Aux pieds des montagnes de l'Himalaya, une terre recouverte d'un tapis de verdure s'étend à perte de vue: c'est l'Assam, le grenier à thé de l'Inde, deuxième producteur au monde derrière la Chine.
Chaque année, 600'000 tonnes de feuilles sont récoltées dans cette région, la moitié de la production du sous-continent. Et on les retrouve dans les sachets des plus grandes marques. La majorité de la production est exportée en Europe, en premier lieu en Allemagne, en France, au Royaume-Uni et en Suisse.
Pour le responsable de la plantation, il s'agit sans aucun doute de l'un des meilleurs thés au monde. "Sa saveur est unique et son nom suffit à dire sa qualité (...) C'est un thé de plus en plus demandé", explique-t-il dimanche dans le 19h30.
Un salaire de deux francs par jour
Mais derrière le marché de ce thé noir au goût légèrement épicé se cache le travail éreintant d'un million de travailleurs. Ces forçats du thé, essentiellement des femmes, récoltent à un rythme infernal et dans des conditions parfois dangereuses, exposées aux animaux sauvages, nombreux dans la région, et aux pesticides.
Et ce travail est rémunéré par un salaire de misère: les ouvriers sont payés moins de 2 francs par jour, trois fois moins que le salaire minimum fixé par le gouvernement pour le secteur.

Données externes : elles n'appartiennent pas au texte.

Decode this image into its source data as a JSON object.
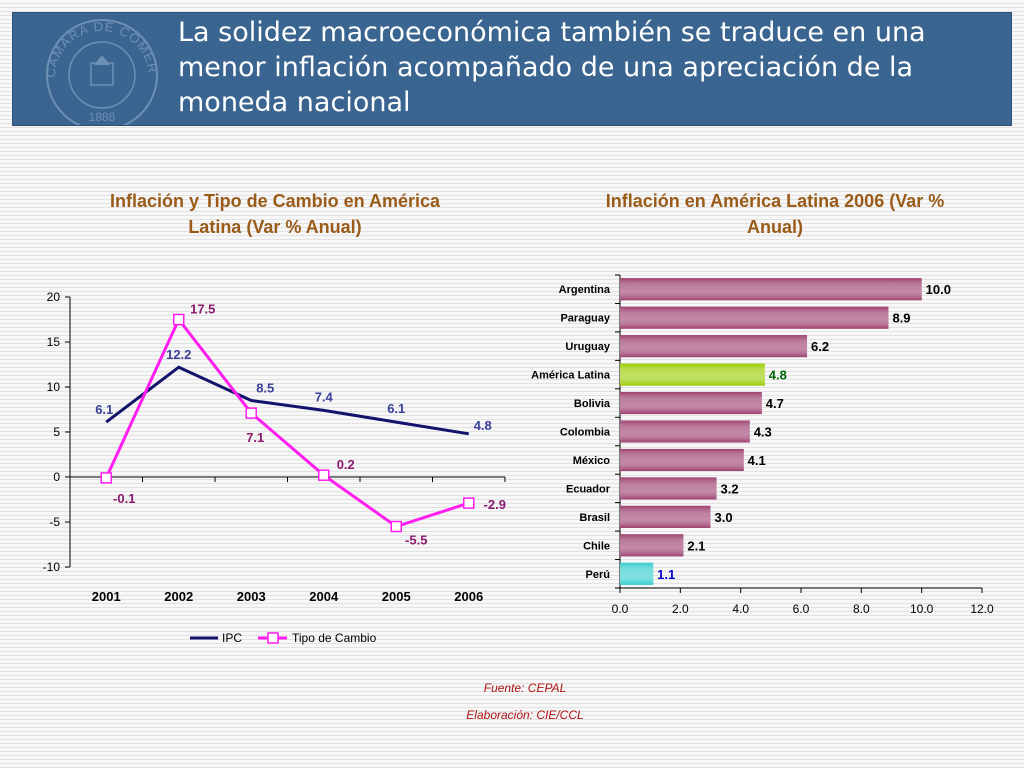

Depuis des années, les cueilleurs dénoncent des conditions de travail insupportables. Le ton est encore monté ces dernières semaines: plus de 400'000 travailleurs du thé ont lancé un mouvement de protestation pour réclamer des conditions de travail décentes.

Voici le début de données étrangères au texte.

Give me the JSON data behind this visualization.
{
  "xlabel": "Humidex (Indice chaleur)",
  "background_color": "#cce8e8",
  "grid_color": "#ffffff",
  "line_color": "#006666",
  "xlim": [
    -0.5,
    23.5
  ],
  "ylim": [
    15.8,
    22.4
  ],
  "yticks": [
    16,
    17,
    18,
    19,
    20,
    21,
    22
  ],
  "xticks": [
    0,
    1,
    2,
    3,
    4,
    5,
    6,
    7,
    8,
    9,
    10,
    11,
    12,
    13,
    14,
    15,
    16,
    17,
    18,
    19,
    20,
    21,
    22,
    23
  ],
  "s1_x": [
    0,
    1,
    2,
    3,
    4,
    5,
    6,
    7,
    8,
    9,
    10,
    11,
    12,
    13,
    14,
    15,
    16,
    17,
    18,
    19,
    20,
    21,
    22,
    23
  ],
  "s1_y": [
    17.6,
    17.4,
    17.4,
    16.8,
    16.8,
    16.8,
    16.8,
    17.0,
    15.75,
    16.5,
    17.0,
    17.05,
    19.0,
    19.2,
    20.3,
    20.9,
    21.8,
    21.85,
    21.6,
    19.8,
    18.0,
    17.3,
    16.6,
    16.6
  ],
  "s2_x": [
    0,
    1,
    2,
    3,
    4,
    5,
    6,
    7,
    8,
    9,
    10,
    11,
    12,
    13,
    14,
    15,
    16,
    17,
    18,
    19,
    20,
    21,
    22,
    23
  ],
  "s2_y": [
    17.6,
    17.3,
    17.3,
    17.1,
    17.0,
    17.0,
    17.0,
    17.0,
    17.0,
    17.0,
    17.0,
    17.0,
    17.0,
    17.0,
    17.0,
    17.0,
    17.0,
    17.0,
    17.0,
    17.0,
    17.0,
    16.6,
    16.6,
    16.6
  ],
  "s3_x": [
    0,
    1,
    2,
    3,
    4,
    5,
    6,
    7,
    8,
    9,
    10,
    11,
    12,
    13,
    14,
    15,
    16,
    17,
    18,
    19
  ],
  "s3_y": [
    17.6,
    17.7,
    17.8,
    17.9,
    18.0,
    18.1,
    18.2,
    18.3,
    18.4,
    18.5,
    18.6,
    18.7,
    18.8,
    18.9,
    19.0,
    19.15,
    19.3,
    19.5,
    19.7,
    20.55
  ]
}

Alors que les conditions de travail n'ont quasiment pas évolué ces dernières décennies, les syndicats réclament des comptes au gouvernement. "A l'étranger, ce thé coûte une fortune, pourquoi les travailleurs n'en tirent aucun bénéfice? Le gouvernement devrait mettre les marques devant leurs responsabilités, sinon la situation ne changera jamais", clame ainsi un responsable syndical.
Un sujet tabou
Reste que la parole n'est pas tout à fait libre dans les plantations. Interrogée dans le 19h30, une ouvrière demeure très mesurée: "Je ne peux pas me plaindre, je dois travailler c'est tout, j'ai des enfants à nourrir. Moi, je suis une enfant de cette terre. Si je ne travaille pas ici, qu'est-ce que je peux faire d'autre?"
Sous le regard de leur responsable, ces femmes n’en disent pas davantage, mais un peu plus loin, une cueilleuse qui travaille là depuis 32 ans se plaint de conditions de vie difficiles: "Le salaire que l'on a ne nous permet pas de vivre dignement. C'est dur pour nous ici. Nous manquons d'eau potable et d'électricité."
Dans les plantations, le sujet est tabou et les responsables mettent vite fin à l'interview.
Cette année encore, les exportations de thé ont rapporté à l'Inde plus de 700 millions de francs.